Mathematicians have no problem thinking in terms of hundreds or thousands of dimensions. That’s handy when it comes to figuring out descriptors for complicated things you might be interested in.
The current state of the art for descriptors are things called n-dimensional vectors (where n is a specific big number, depending on what you are trying to accomplish).
Finding relevant content using nearby descriptors
We will take some liberties here to explain this: this is not how descriptors work, but you will get the idea. Let’s assume you want an AI model to know about all dog breeds, and you feed it a large training photo set of every known dog breed.
The model looks at the photos and the breed names a few million times (in perhaps an hour), decides what is most important to do a great job understanding dog breeds, and builds a descriptor (an n-dimensional vector) for each dog breed.
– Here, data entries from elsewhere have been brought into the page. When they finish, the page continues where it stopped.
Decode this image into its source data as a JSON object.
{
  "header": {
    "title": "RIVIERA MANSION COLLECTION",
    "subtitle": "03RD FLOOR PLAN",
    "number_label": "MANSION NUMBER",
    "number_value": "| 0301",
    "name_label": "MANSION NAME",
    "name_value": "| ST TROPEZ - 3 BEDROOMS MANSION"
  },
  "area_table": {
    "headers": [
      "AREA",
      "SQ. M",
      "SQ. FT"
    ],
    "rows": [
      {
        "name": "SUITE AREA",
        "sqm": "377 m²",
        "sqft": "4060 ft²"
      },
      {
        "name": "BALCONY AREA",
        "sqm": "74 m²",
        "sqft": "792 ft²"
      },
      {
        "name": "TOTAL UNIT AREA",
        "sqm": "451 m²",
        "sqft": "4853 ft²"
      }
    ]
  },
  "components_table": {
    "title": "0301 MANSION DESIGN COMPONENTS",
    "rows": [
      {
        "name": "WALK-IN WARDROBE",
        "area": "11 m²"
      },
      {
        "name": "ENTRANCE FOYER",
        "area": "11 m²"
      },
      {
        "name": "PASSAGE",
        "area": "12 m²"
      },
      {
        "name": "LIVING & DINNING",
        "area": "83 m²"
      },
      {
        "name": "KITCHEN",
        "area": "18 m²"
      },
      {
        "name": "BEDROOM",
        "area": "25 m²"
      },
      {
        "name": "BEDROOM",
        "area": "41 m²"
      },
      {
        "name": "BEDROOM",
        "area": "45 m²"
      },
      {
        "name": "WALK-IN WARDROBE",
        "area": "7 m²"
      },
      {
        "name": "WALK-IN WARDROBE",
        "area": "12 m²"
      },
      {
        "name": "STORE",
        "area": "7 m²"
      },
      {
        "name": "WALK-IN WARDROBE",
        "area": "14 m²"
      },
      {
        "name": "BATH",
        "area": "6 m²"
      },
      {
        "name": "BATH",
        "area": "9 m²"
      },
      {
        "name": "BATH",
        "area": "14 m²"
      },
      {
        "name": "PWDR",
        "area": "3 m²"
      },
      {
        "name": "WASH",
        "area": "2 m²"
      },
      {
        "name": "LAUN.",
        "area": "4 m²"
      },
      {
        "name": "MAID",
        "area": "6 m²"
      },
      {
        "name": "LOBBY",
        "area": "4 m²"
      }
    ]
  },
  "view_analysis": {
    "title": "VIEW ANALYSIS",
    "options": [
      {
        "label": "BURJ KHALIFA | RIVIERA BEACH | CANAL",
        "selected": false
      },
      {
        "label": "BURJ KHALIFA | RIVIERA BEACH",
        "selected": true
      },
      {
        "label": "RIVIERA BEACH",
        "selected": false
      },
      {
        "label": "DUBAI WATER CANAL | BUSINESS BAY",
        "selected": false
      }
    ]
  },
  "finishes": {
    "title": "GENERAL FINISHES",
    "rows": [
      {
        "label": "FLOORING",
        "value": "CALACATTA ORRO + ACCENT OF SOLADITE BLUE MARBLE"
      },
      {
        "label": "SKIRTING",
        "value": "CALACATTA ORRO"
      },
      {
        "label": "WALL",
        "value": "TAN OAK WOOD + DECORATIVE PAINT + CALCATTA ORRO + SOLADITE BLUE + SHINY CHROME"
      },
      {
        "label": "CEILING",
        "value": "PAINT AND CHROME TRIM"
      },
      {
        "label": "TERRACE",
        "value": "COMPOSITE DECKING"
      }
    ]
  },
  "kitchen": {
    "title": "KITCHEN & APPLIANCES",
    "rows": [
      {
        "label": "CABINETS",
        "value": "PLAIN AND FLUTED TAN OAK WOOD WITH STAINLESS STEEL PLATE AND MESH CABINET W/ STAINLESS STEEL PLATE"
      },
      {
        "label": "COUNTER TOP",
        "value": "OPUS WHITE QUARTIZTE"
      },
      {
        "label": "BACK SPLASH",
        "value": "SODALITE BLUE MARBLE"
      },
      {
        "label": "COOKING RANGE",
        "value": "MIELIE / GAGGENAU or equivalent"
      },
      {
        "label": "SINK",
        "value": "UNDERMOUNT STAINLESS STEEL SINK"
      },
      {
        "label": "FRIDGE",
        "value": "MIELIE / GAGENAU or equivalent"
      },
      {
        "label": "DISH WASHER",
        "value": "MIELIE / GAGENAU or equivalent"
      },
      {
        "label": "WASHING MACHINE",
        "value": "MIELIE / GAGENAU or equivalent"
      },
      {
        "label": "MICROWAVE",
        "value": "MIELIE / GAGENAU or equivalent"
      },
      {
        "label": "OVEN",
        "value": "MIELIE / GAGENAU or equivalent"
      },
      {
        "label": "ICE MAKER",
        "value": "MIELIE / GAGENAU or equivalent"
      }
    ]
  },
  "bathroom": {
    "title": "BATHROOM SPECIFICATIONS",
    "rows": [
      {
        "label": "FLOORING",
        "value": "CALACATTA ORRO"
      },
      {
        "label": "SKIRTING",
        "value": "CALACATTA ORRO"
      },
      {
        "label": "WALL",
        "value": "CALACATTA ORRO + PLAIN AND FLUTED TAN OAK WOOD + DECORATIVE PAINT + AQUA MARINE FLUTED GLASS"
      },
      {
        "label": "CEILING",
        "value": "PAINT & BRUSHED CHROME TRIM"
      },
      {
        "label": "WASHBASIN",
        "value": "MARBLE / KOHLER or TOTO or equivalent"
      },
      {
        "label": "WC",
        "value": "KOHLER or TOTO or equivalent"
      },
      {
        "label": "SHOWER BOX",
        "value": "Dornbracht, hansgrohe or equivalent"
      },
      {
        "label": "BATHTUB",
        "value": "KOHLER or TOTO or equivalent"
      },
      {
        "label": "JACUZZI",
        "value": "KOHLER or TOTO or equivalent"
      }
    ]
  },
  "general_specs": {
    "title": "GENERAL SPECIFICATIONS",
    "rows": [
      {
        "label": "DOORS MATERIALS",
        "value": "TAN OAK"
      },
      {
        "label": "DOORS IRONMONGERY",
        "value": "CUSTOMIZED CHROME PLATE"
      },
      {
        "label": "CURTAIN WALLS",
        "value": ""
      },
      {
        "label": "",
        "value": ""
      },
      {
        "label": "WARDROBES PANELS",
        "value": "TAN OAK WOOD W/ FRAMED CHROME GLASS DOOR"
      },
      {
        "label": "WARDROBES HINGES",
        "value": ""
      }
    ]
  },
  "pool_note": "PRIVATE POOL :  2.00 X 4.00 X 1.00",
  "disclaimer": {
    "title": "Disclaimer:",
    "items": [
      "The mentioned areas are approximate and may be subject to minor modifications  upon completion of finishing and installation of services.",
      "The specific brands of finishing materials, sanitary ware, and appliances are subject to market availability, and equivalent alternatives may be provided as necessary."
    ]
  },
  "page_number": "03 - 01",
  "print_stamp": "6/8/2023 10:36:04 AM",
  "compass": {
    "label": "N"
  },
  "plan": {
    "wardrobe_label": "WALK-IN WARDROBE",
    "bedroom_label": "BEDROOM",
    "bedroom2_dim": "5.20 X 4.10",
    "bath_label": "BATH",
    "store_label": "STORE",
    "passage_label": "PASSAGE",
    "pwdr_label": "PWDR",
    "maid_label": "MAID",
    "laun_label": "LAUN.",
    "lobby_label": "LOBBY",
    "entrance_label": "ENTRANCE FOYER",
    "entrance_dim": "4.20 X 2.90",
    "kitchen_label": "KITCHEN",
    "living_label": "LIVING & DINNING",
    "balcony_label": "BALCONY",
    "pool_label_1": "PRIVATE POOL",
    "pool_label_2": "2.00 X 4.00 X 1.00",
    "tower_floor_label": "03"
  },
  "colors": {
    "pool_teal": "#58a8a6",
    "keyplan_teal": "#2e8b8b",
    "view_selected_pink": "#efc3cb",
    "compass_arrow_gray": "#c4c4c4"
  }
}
Let’s start with a single point floating in space to visualize n-dimensional vectors for dog breeds.
From that single point, there might be an arrow pointing straight up, and the length of that arrow is set by how pointy the ears of that specific dog are. Another arrow’s length, pointed in a slightly different direction, might be set by how long the dog’s tail is. Another arrow, pointing in another slightly different direction, could indicate whether the dog has long hair or short hair.
In math terms, each arrow points in a different direction and therefore lives in its own dimension. Since we can have as many dimensions as we need to characterize dog breeds, we can do a very comprehensive job categorizing or sorting dogs by breed.
You might imagine that a descriptor for a poodle (it’s n-dimensional vector) might look something like this:
While we can’t draw a picture of all the descriptors of all dog breeds in a multidimensional space, we can simplify it to a three-dimensional space. Here is what descriptors of various dog breeds might look like in a three-dimensional space:
Now, let’s say you were at the dog park this morning and saw a dog that kind of looked like a poodle but was somehow different. We could ask our AI model to find us the nearest neighbors to poodles:
Descriptors near the orange dot (our original poodle descriptor) represent standard Poodles, Toy Poodles, and Miniature Poodles. Further out, descriptors represent Labradoodles, Goldendoodles, Cockapoos, and Cavapoos. Descriptors even further out represent various other water dogs. It doesn’t get better than that.
Remember those difficult questions we posed at the beginning of this article?
Similarly, we could create another AI model where the green dots represent what people like us have purchased, or photos of the Grand Canyon, or musical choices.
Many previously impossible tasks can be done thanks to descriptors and neighbors.